Design: A convenience sample of 171 postvaccination serum samples with more than 0.5 microgram/mL of anticapsular antibody, the minimum concentration required for measurement of avidity. The serum samples were obtained from infants participating in immunogenicity trials with Hib capsular polysaccharide (PRP) conjugated to meningococcal outer membrane protein complex (PRP-OMPC) or to tetanus toxoid (PRP-T), or PRP oligomers conjugated to a nontoxic mutant diphtheria toxin, CRM197 (Oligo-CRM).
Patients: Healthy infants recruited in private practices.
Primary outcome measures: Avidity of vaccine-induced serum anticapsular antibody and serum bactericidal titers.
Results: In infants vaccinated at 2, 4, and 6 months of age, Oligo-CRM evoked antibody of higher avidity than PRP-OMPC (P less than .001). The mean avidity of antibody elicited by PRP-T was intermediate, being lower than Oligo-CRM (P less than .02) but higher than PRP-OMPC (P = .001). Also, after one dose, 18-month-old infants given Oligo-CRM had higher avidity antibodies compared with those given PRP-OMPC (P less than .001). Half of the infants in both age groups who were given Oligo-CRM developed antibody avidity of 2.50 nM-1 or greater, whereas more than two thirds of the infants given PRP-OMPC had avidity values of 1.25 nM-1 or less. Antibodies with avidity of 1.25 nM-1 or less were, on average, 6.6-fold less active in assays of complement-mediated bactericidal activity than antibodies with avidity of 2.50 nM-1 or greater (P less than .001).

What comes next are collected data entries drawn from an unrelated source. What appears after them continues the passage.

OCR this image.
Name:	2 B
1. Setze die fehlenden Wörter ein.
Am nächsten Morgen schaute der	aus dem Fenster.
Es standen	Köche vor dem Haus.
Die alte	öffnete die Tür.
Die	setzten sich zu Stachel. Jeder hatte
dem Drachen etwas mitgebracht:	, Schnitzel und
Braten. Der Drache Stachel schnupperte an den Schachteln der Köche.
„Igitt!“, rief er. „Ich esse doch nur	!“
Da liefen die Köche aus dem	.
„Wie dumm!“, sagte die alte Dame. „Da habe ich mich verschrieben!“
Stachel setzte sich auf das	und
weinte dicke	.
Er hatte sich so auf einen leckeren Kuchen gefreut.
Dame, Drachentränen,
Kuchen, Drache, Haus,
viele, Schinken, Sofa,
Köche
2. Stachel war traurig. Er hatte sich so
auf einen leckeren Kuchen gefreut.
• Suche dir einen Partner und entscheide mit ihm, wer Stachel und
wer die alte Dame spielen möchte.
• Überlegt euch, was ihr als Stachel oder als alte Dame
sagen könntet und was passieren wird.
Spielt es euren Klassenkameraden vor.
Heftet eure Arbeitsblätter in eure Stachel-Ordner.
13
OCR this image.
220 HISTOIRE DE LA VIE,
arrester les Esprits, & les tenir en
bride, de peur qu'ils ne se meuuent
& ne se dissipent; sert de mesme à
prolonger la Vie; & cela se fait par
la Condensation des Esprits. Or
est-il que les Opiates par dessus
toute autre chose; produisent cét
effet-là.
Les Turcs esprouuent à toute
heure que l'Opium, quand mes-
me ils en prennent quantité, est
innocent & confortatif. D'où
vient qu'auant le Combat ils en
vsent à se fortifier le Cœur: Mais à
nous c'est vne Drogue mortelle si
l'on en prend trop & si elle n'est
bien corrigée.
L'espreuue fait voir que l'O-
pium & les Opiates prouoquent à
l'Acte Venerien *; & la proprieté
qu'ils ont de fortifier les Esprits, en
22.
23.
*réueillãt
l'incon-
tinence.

Conclusions: Oligo-CRM and PRP-T conjugate vaccines elicit higher avidity antibody than PRP-OMPC, and high-avidity antibody is more potent than low-avidity antibody in serum bactericidal assays. Consideration should be given to including measurement of antibody avidity in assessment of new vaccines since avidity may affect the ability of serum antibody to confer protection against disease.